I honestly don't understand why the information in the Compressive Transformer is propagated less infinitely than here. In details, the proposed mechanism certainly differs, but I wouldn't be surprised if mathematically it comes down to the same, there doesn't seem to be a conceptual difference. If someone smarter sees a difference, please highlight it.
Infini-attention
The second paper "Leave No Context Behind: Efficient Infinite Context Transformers with Infini-attention" (https://arxiv.org/abs/2404.07143) does something very similar. It explicitly adds compressive memory to the attention mechanism.
Regarding Compressive Transformer, the paper states:
"However, the previous segment-level compression methods, including Compressive Transformers (Rae et al., 2019) still discard the memory entries of old segments in order to free up space for the new ones, limiting their context window to the most recent segments. This is in contrast to our Infini-attention that computes incremental memory updates to a fixed amount of memory parameters in a recurrent fashion."

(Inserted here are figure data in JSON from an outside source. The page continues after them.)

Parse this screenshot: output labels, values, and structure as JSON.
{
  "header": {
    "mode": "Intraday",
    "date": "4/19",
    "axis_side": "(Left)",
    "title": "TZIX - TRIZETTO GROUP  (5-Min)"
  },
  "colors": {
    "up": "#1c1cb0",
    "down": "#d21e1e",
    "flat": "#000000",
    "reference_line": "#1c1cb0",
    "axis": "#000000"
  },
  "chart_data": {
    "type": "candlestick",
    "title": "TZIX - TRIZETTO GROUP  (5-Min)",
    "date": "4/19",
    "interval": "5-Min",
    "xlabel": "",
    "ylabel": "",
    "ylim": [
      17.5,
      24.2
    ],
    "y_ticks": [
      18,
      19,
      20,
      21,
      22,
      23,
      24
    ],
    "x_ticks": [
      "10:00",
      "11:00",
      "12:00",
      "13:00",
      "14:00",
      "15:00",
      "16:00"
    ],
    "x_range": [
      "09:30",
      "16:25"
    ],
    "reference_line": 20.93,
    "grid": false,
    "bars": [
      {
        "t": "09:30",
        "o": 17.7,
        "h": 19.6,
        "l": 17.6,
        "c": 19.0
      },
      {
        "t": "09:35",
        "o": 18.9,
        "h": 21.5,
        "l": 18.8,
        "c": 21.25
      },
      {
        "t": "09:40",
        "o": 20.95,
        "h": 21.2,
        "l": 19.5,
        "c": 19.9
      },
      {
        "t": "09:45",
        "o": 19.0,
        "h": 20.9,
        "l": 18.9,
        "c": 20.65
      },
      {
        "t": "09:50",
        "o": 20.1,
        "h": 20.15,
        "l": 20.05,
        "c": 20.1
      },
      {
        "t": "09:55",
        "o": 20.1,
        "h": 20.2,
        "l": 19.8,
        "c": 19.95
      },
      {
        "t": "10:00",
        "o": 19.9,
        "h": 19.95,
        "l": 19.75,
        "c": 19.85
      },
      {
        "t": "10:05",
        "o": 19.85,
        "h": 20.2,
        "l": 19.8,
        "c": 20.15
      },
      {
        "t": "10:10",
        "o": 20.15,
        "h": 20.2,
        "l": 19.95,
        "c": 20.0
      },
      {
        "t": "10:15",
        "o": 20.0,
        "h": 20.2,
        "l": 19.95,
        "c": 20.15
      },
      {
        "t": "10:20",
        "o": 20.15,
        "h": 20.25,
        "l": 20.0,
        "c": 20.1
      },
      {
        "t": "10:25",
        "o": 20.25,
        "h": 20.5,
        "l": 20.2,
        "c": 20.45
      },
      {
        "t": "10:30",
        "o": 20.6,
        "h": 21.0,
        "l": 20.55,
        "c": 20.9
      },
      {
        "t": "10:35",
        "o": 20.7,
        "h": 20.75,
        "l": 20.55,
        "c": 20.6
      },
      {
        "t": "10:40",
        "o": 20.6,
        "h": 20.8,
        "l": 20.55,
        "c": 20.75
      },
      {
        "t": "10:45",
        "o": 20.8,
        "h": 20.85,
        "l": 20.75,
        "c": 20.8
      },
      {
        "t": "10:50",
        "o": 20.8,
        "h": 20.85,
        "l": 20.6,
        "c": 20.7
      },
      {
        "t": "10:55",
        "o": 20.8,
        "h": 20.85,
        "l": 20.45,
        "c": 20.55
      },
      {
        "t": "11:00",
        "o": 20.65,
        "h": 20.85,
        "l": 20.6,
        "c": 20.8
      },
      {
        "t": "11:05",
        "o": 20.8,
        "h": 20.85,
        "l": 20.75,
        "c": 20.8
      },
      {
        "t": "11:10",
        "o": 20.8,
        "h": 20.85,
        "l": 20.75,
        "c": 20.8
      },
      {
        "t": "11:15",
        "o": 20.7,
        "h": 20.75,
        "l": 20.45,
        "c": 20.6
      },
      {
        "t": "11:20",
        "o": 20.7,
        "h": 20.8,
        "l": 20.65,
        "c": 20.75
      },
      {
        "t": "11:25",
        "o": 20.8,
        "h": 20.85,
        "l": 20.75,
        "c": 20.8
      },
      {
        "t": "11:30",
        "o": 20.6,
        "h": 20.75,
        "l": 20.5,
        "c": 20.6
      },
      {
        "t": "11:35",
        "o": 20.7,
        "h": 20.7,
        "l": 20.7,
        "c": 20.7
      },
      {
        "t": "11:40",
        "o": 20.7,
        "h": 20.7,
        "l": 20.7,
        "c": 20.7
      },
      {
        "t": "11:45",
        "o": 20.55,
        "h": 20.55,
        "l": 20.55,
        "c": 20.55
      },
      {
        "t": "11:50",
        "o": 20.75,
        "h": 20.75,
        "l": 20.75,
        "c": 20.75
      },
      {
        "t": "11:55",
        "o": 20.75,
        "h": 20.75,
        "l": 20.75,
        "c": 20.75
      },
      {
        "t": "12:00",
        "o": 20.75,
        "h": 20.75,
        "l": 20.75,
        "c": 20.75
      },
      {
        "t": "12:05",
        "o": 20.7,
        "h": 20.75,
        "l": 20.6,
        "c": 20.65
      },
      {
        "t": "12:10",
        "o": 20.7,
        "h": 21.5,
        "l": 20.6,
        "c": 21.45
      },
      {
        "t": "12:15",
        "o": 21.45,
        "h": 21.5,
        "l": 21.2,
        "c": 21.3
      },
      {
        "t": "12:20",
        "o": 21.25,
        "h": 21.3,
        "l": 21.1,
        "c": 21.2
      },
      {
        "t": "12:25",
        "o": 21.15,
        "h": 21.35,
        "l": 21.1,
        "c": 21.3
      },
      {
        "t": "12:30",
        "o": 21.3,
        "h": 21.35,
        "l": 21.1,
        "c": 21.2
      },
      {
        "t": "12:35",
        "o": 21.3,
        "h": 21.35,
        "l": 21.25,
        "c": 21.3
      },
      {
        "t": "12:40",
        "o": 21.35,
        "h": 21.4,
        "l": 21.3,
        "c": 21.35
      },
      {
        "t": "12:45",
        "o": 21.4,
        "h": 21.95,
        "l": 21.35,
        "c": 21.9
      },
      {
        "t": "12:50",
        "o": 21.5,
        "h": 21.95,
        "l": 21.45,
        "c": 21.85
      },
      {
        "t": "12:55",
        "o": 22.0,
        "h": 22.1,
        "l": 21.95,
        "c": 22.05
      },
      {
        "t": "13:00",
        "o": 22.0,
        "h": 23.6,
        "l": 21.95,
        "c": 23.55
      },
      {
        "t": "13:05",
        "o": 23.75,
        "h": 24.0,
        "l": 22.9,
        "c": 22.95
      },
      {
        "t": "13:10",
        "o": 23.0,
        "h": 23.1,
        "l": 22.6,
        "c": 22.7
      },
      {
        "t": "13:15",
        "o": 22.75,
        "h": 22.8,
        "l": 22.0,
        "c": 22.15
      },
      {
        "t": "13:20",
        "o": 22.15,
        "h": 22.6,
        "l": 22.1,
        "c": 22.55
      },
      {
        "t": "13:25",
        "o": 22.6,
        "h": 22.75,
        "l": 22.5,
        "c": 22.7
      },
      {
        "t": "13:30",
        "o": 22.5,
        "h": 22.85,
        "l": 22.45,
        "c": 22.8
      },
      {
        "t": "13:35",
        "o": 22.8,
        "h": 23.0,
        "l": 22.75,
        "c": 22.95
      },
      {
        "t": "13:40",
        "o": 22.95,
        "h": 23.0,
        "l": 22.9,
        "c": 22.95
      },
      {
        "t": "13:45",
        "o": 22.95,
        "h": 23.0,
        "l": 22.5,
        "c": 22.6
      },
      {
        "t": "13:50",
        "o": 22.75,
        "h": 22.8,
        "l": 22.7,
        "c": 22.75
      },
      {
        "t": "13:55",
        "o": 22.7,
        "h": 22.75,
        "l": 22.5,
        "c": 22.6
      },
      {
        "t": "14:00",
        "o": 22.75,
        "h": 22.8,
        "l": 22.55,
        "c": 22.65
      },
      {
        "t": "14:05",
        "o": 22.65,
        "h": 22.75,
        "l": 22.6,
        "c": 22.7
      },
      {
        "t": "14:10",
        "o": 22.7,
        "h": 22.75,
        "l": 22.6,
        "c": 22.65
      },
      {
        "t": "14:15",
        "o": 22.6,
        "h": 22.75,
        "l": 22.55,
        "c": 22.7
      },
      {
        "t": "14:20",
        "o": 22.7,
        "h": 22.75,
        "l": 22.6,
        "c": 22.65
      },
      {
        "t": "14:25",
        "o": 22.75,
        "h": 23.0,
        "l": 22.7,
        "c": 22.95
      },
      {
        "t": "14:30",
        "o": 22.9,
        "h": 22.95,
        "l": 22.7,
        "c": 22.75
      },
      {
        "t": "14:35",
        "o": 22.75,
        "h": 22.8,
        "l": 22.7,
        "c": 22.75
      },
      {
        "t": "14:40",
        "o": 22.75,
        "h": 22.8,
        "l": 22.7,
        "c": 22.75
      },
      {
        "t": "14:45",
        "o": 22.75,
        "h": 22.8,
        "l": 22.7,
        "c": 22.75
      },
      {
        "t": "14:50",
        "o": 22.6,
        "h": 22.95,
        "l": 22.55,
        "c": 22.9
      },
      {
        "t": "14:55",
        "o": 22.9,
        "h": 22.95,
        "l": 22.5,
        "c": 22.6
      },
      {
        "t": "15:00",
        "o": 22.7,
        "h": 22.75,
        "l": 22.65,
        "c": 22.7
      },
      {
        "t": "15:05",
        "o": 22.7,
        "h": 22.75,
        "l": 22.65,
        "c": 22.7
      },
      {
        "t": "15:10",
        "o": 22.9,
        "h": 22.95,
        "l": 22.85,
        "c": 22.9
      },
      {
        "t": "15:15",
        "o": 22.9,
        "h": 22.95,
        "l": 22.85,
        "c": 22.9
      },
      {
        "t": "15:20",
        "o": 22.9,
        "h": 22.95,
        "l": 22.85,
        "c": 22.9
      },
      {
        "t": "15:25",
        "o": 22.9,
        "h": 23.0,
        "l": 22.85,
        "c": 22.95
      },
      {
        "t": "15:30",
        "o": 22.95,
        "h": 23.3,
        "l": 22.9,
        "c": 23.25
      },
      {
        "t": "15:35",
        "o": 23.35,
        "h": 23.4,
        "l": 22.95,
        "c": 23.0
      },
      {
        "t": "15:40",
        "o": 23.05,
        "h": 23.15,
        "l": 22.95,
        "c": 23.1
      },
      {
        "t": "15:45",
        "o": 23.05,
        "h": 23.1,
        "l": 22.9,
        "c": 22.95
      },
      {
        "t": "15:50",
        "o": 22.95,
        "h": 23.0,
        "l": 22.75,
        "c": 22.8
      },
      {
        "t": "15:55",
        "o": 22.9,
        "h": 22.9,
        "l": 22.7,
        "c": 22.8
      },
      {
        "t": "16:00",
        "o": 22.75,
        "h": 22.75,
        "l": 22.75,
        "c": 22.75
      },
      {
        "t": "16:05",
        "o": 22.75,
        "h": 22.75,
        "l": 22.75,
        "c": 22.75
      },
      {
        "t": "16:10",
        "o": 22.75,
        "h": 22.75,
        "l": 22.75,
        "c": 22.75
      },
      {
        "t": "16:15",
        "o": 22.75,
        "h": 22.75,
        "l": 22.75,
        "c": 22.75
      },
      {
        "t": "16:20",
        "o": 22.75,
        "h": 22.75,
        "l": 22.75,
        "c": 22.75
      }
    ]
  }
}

However, the original work on Compressive Transformer explicitly stated:
"The TransformerXL discards past activations when they become sufficiently old (controlled by the size of the memory). The key principle of the Compressive Transformer is to compress these old memories, instead of discarding them, and store them in an additional compressed memory."
There is no comparison with it, even on its native dataset PG19.
I didn't get the gimmick. It feels like we're now retelling old works with minor changes. These are like déjà vu transformers, for God's sake. Enlighten me if I'm missing something important in these works.